Sample size is important to consider, if our aim is to reject the idea that there is an allometric shift in digit ratio like shown in Figure 1a. In this analysis, I have treated measurements from both hands as equivalent in order to maximise statistical power. Generally, I would recommend running separate analyses for each hand, only if the patterns differ significantly between hands. In Figure 1a, the Pearson correlation coefficient between digit ratio and mean finger length (across both sexes) is about r = -0.20. A total sample size of about 260 individuals is required to achieve a power of 95% for detecting such a correlation (with α = 0.05; calculated using G*Power 3.1.7, [31]). If one aims at detecting correlations even within each of the two sexes (here r = -0.15 for females and r = -0.17 for males), a sample size of about 470 individuals per sex would be required for a statistical power of 95%. Studies with a lower statistical power (e.g. [32]) should still report the overall correlation between digit ratio and mean finger length, for a later meta-analytic summary.
If the patterns shown in Figure 1 should turn out to be representative of humans and also other animals, it is not easy to see how digit ratio could be a more informative indicator of sex-hormone effects than for instance mean digit length. Ignoring the allometric shift, the sex difference in human digit ratio is only about 0.26 within-sex standard deviations (Cohen’s D calculated from Figure 1a), while the sex difference in mean finger length is about six times larger (Cohen’s D = 1.56, Figure 1a), hence the latter somehow appears to have greater potential in reflecting levels of sex hormones experienced during development.
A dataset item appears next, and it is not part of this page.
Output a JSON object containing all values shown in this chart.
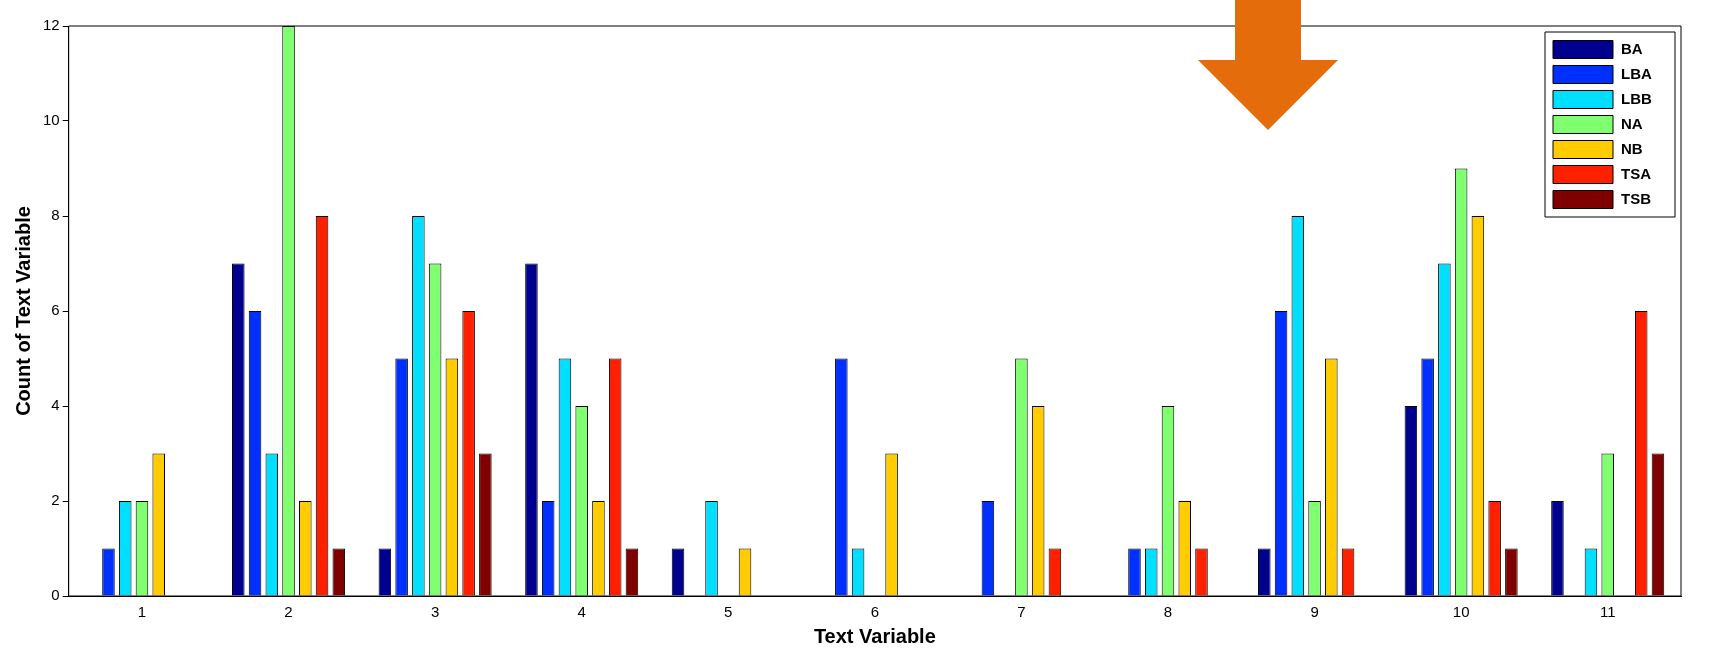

Proponents of the idea that digit ratio is informative about sex-hormone effects face a two-fold challenge. First, they should demonstrate that sexual dimorphism in digit ratio exists independently of the dimorphism in size (Figure 2a versus Figure 2b), and that the trait is more informative than other sexually dimorphic characters. Second, when testing for the allometric shift, they should demonstrate the objectivity of their analyses in spite of a possible conflict of interest or at least some wishful thinking. To show that one has not e.g. selectively removed outliers that appear influential after inspecting the data (see top left corner of Fig. 1a), I suggest to first deposit complete data sets that have been used in a previous publication (that allow reconstructing the results shown in that publication), and then to analyse the complete data set, following the approach outlined above. This effectively eliminates most ‘researcher degrees-of-freedom’ [33] and thereby demonstrates a maximum of scientific objectivity [34].
Acknowledgements
I thank Stefan van Dongen, Pim Edelaar and Jarrod Hadfield for valuable comments.